Six percent of the state's soybean crop has been harvested with northwest Iowa leading the way with 12%. Soybean condition improved slightly and is now rated at 12% very poor, 22% poor, 39% fair, 25% good and 2% excellent.
About 27% of Iowa's pasture is rated in fair or better condition, a 4% point increase from last week. Pasture condition is rated at 48% very poor, 25% poor, 22% fair, 5% good and 0% excellent. Livestock conditions for the past week were excellent. Some livestock producers are moving cattle to stalk fields.
IOWA PRELIMINARY WEATHER SUMMARY—for week ended Sept. 16, 2012
By Harry Hillaker, State Climatologist, Iowa Department of Agriculture & Land Stewardship
Temperatures over the past week averaged from 4 degrees warmer than normal over far northwest Iowa to 5 degrees below normal over the far southeast portion of the state. Tuesday (September 11) was the warmest day in most areas with afternoon highs varying from the mid-80s east to the upper 90s west. Meanwhile afternoon highs on Thursday (September 13) were only in the mid-50s southeast to upper 70s northwest while lows dropped into the 40s over most of Iowa by Friday morning.

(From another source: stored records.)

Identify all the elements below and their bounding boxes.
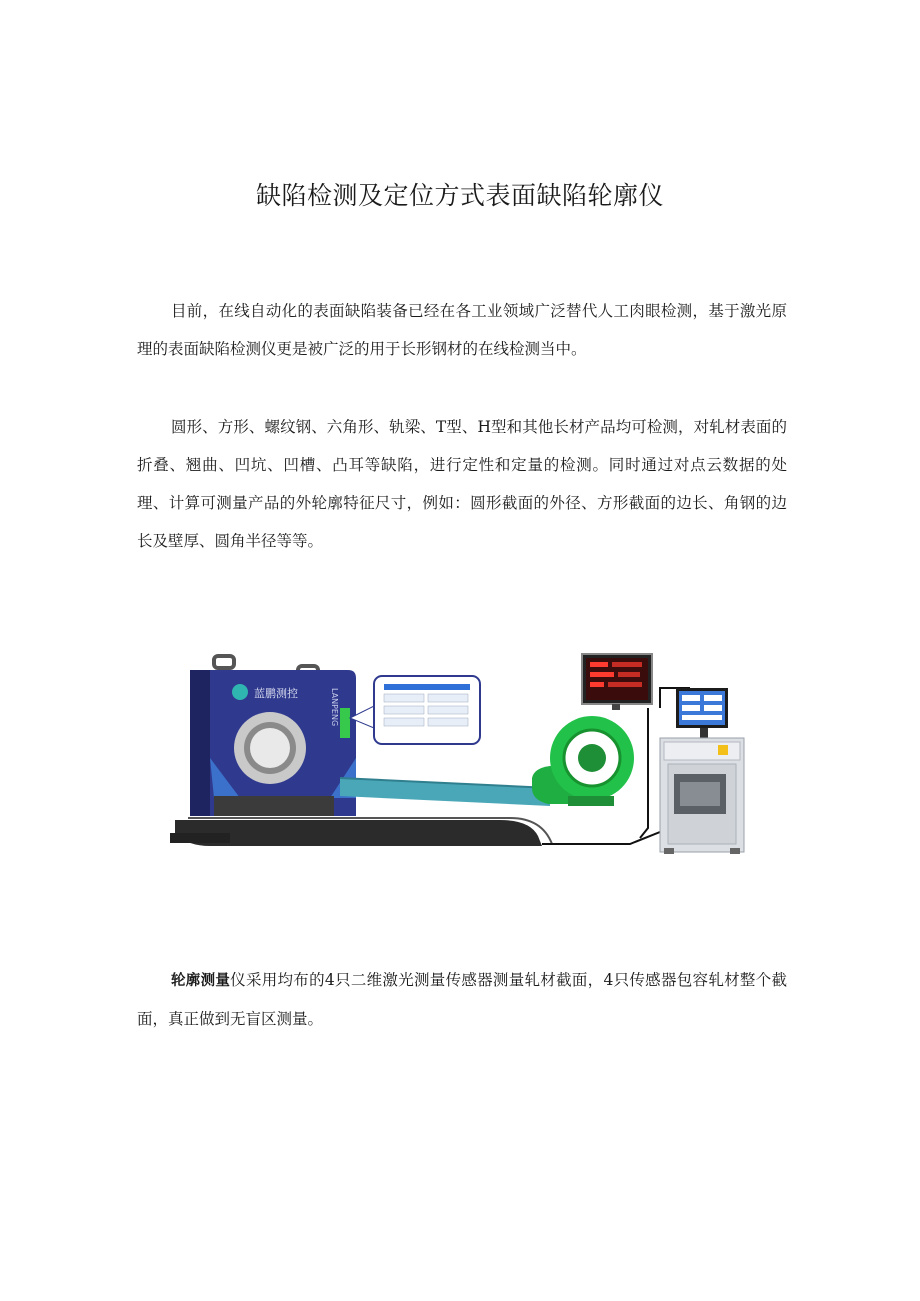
wall-display bbox=[582, 654, 652, 710]
air-duct bbox=[340, 778, 550, 806]
blower-fan bbox=[532, 716, 634, 806]
paragraph-intro: 目前，在线自动化的表面缺陷装备已经在各工业领域广泛替代人工肉眼检测，基于激光原理的表面缺陷检测仪更是被广泛的用于长形钢材的在线检测当中。 bbox=[137, 302, 787, 358]
equipment-illustration bbox=[170, 648, 750, 888]
device-logo-text: 蓝鹏测控 bbox=[254, 687, 298, 700]
detector-device bbox=[190, 656, 356, 816]
paragraph-capabilities: 圆形、方形、螺纹钢、六角形、轨梁、T型、H型和其他长材产品均可检测，对轧材表面的折叠、翘曲、凹坑、凹槽、凸耳等缺陷，进行定性和定量的检测。同时通过对点云数据的处理、计算可测量产品的外轮廓特征尺寸，例如：圆形截面的外径、方形截面的边长、角钢的边长及壁厚、圆角半径等等。 bbox=[137, 418, 787, 550]
control-cabinet bbox=[660, 688, 744, 854]
measurement-lead: 轮廓测量 bbox=[171, 973, 231, 989]
rail-base bbox=[170, 818, 552, 846]
equipment-svg bbox=[170, 648, 750, 888]
paragraph-measurement bbox=[137, 961, 787, 1038]
device-side-text: LANPENG bbox=[330, 688, 339, 727]
callout-screen bbox=[350, 676, 480, 744]
measurement-rest: 仪采用均布的4只二维激光测量传感器测量轧材截面，4只传感器包容轧材整个截面，真正做到无盲区测量。 bbox=[137, 971, 787, 1028]
document-title: 缺陷检测及定位方式表面缺陷轮廓仪 bbox=[255, 181, 664, 210]
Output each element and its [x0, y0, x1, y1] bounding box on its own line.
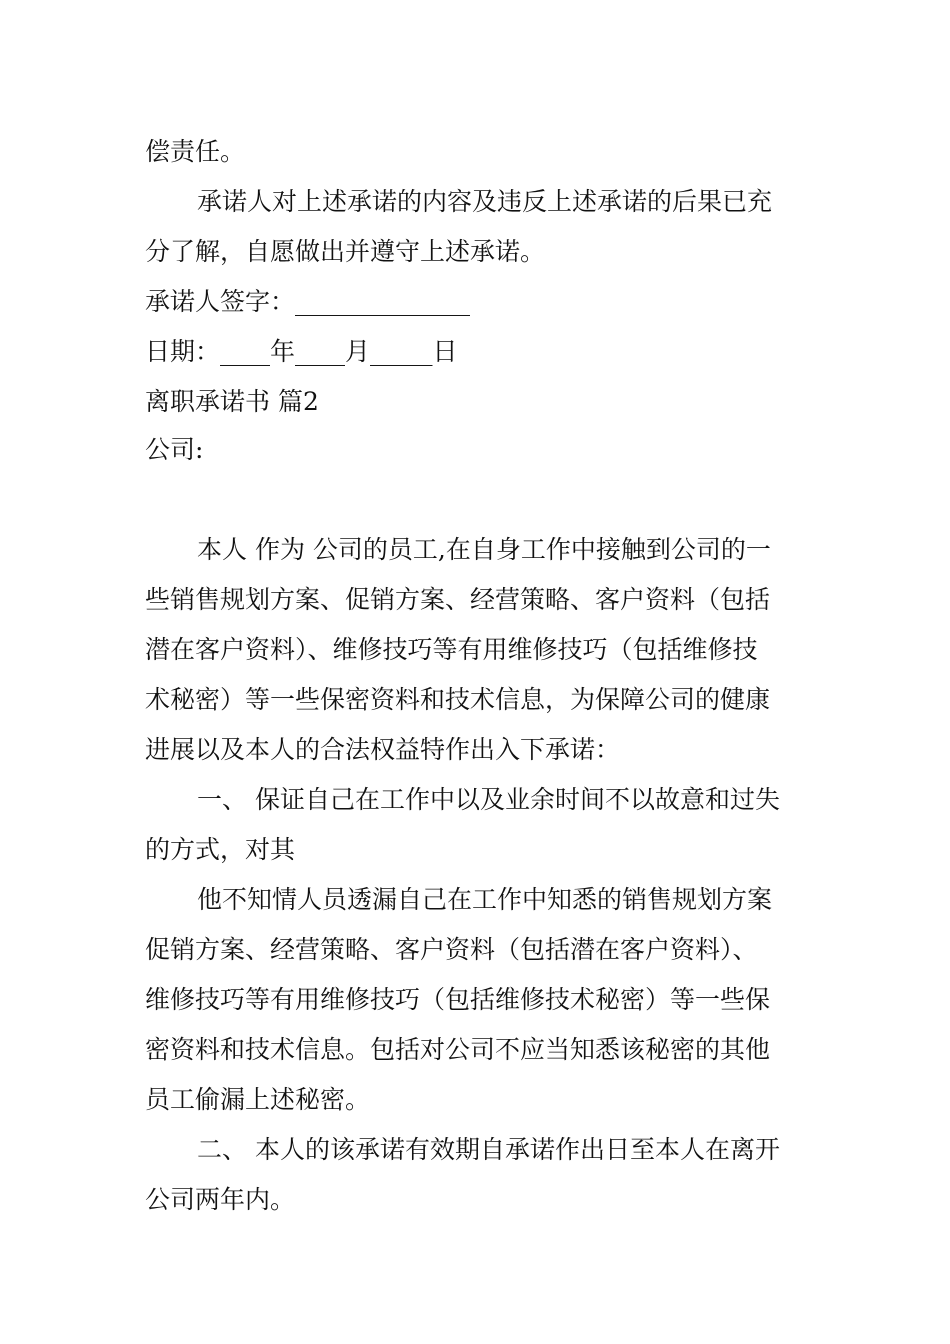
text-line: 些销售规划方案、促销方案、经营策略、客户资料（包括	[145, 585, 771, 614]
text-line: 二、 本人的该承诺有效期自承诺作出日至本人在离开	[197, 1135, 780, 1164]
text-line: 术秘密）等一些保密资料和技术信息，为保障公司的健康	[145, 685, 771, 714]
text-line: 密资料和技术信息。包括对公司不应当知悉该秘密的其他	[145, 1035, 771, 1064]
text-line: 本人 作为 公司的员工,在自身工作中接触到公司的一	[197, 535, 771, 564]
addressee-line: 公司:	[145, 435, 204, 464]
text-line: 他不知情人员透漏自己在工作中知悉的销售规划方案	[197, 885, 773, 914]
text-line: 员工偷漏上述秘密。	[145, 1085, 371, 1114]
text-line: 偿责任。	[145, 137, 246, 166]
text-line: 维修技巧等有用维修技巧（包括维修技术秘密）等一些保	[145, 985, 771, 1014]
text-line: 的方式，对其	[145, 835, 296, 864]
signature-line: 承诺人签字：______________	[145, 287, 471, 316]
text-line: 潜在客户资料）、维修技巧等有用维修技巧（包括维修技	[145, 635, 758, 664]
date-line: 日期：____年____月_____日	[145, 337, 458, 366]
text-line: 促销方案、经营策略、客户资料（包括潜在客户资料）、	[145, 935, 758, 964]
text-line: 一、 保证自己在工作中以及业余时间不以故意和过失	[197, 785, 780, 814]
text-line: 承诺人对上述承诺的内容及违反上述承诺的后果已充	[197, 187, 773, 216]
text-line: 公司两年内。	[145, 1185, 296, 1214]
text-line: 分了解，自愿做出并遵守上述承诺。	[145, 237, 546, 266]
section-title: 离职承诺书 篇2	[145, 387, 319, 416]
text-line: 进展以及本人的合法权益特作出入下承诺：	[145, 735, 621, 764]
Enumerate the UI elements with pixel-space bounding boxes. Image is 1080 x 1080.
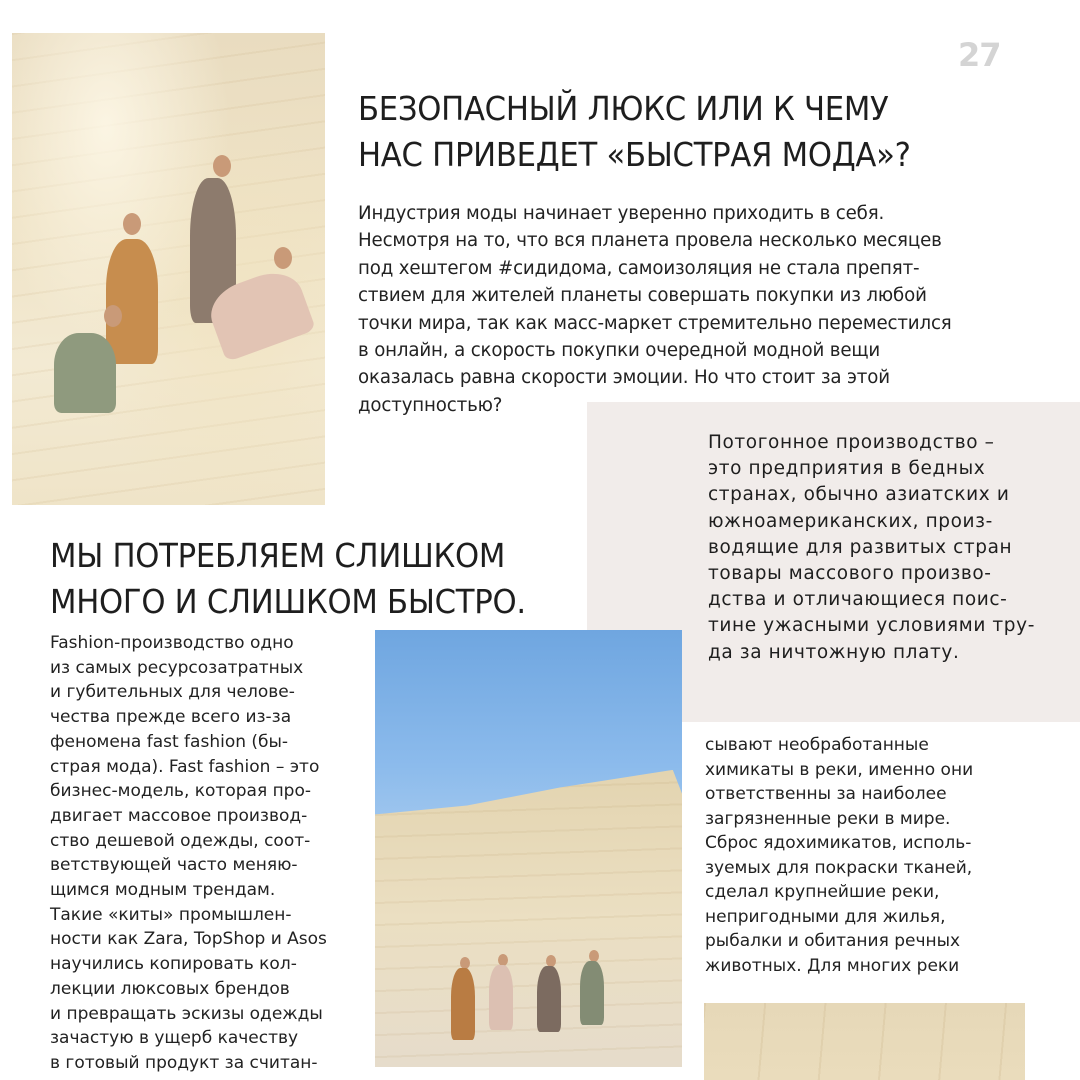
figure-head <box>104 305 122 327</box>
column-line: Сброс ядохимикатов, исполь- <box>705 833 972 853</box>
column-line: ности как Zara, TopShop и Asos <box>50 929 327 950</box>
column-line: ветствующей часто меняю- <box>50 855 298 876</box>
column-line: загрязненные реки в мире. <box>705 808 951 829</box>
column-line: бизнес-модель, которая про- <box>50 781 312 802</box>
figure-ochre-dress <box>106 239 158 364</box>
photo-cliff-texture <box>704 1003 1025 1080</box>
column-line: лекции люксовых брендов <box>50 978 290 999</box>
callout-line: да за ничтожную плату. <box>708 641 960 663</box>
callout-line: странах, обычно азиатских и <box>708 484 1010 506</box>
figure-ochre-dress <box>451 968 475 1040</box>
column-line: химикаты в реки, именно они <box>705 759 974 780</box>
heading-1-line-1: БЕЗОПАСНЫЙ ЛЮКС ИЛИ К ЧЕМУ <box>358 89 889 128</box>
column-line: сывают необработанные <box>705 735 929 755</box>
figure-sage-dress <box>54 333 116 413</box>
figure-taupe-dress <box>537 966 561 1032</box>
callout-line: товары массового произво- <box>708 563 992 585</box>
intro-paragraph <box>358 200 1058 419</box>
article-heading-2 <box>50 533 526 625</box>
column-line: и губительных для челове- <box>50 682 295 703</box>
column-line: Такие «киты» промышлен- <box>50 904 292 925</box>
cliff <box>375 770 682 1067</box>
column-line: двигает массовое производ- <box>50 805 308 826</box>
figure-pink-dress <box>489 965 513 1030</box>
callout-line: южноамериканских, произ- <box>708 510 993 532</box>
figure-sage-dress <box>580 961 604 1025</box>
column-line: и превращать эскизы одежды <box>50 1003 323 1024</box>
callout-line: водящие для развитых стран <box>708 536 1013 558</box>
column-line: животных. Для многих реки <box>705 955 960 976</box>
column-left-text <box>50 631 370 1076</box>
column-line: страя мода). Fast fashion – это <box>50 756 320 777</box>
heading-2-line-1: МЫ ПОТРЕБЛЯЕМ СЛИШКОМ <box>50 536 506 575</box>
column-line: ство дешевой одежды, соот- <box>50 830 311 851</box>
intro-line: оказалась равна скорости эмоции. Но что стоит за этой <box>358 367 890 389</box>
article-heading-1 <box>358 86 911 178</box>
column-line: Fashion-производство одно <box>50 633 294 653</box>
column-line: из самых ресурсозатратных <box>50 657 304 678</box>
intro-line: в онлайн, а скорость покупки очередной модной вещи <box>358 340 881 362</box>
intro-line: Индустрия моды начинает уверенно приходить в себя. <box>358 203 885 224</box>
column-line: ответственны за наиболее <box>705 784 947 804</box>
callout-line: это предприятия в бедных <box>708 458 986 480</box>
intro-line: доступностью? <box>358 394 503 416</box>
heading-2-line-2: МНОГО И СЛИШКОМ БЫСТРО. <box>50 582 526 621</box>
column-line: в готовый продукт за считан- <box>50 1052 318 1073</box>
callout-line: Потогонное производство – <box>708 432 995 453</box>
column-line: сделал крупнейшие реки, <box>705 882 940 902</box>
column-line: щимся модным трендам. <box>50 880 276 901</box>
intro-line: Несмотря на то, что вся планета провела несколько месяцев <box>358 230 942 252</box>
intro-line: точки мира, так как масс-маркет стремительно переместился <box>358 312 952 334</box>
callout-line: тине ужасными условиями тру- <box>708 615 1035 637</box>
column-line: рыбалки и обитания речных <box>705 931 961 951</box>
column-line: чества прежде всего из-за <box>50 707 292 728</box>
photo-models-walking <box>375 630 682 1067</box>
column-line: непригодными для жилья, <box>705 906 946 927</box>
figure-head <box>274 247 292 269</box>
figure-head <box>123 213 141 235</box>
column-line: феномена fast fashion (бы- <box>50 731 289 752</box>
page-number: 27 <box>958 36 1001 74</box>
intro-line: под хештегом #сидидома, самоизоляция не стала препят- <box>358 257 920 279</box>
column-line: научились копировать кол- <box>50 954 297 975</box>
column-line: зуемых для покраски тканей, <box>705 857 973 878</box>
column-right-text <box>705 733 1025 978</box>
heading-1-line-2: НАС ПРИВЕДЕТ «БЫСТРАЯ МОДА»? <box>358 135 911 174</box>
column-line: зачастую в ущерб качеству <box>50 1028 299 1049</box>
figure-head <box>213 155 231 177</box>
photo-models-on-cliff <box>12 33 325 505</box>
callout-line: дства и отличающиеся поис- <box>708 589 1008 611</box>
intro-line: ствием для жителей планеты совершать покупки из любой <box>358 285 927 307</box>
callout-definition <box>708 430 1080 666</box>
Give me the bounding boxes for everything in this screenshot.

Temperature extremes varied from Thursday morning lows of 38 degrees at Belle Plaine and Stanley to Tuesday afternoon highs of 98 degrees at Little Sioux and Sioux City (setting a record high for the date). Temperatures for the week ending September 16 as a whole averaged 0.2 degrees below normal. There was only one rain event during the week. Rain moved into western Iowa early on Wednesday and exited the southeast by Thursday evening. Rainfall of an inch or more fell over much of west- central and southwest Iowa but amounts of an under one-quarter inch were the rule over southeastern parts of the state. Rain totals varied from 0.07 inches at the Dubuque Airport to 2.20 inches at Glenwood. The statewide average precipitation was 0.58 inches while normal for the week is 0.80 inches. This was the 17th week of the past 19 to bring less than normal precipitation to the state.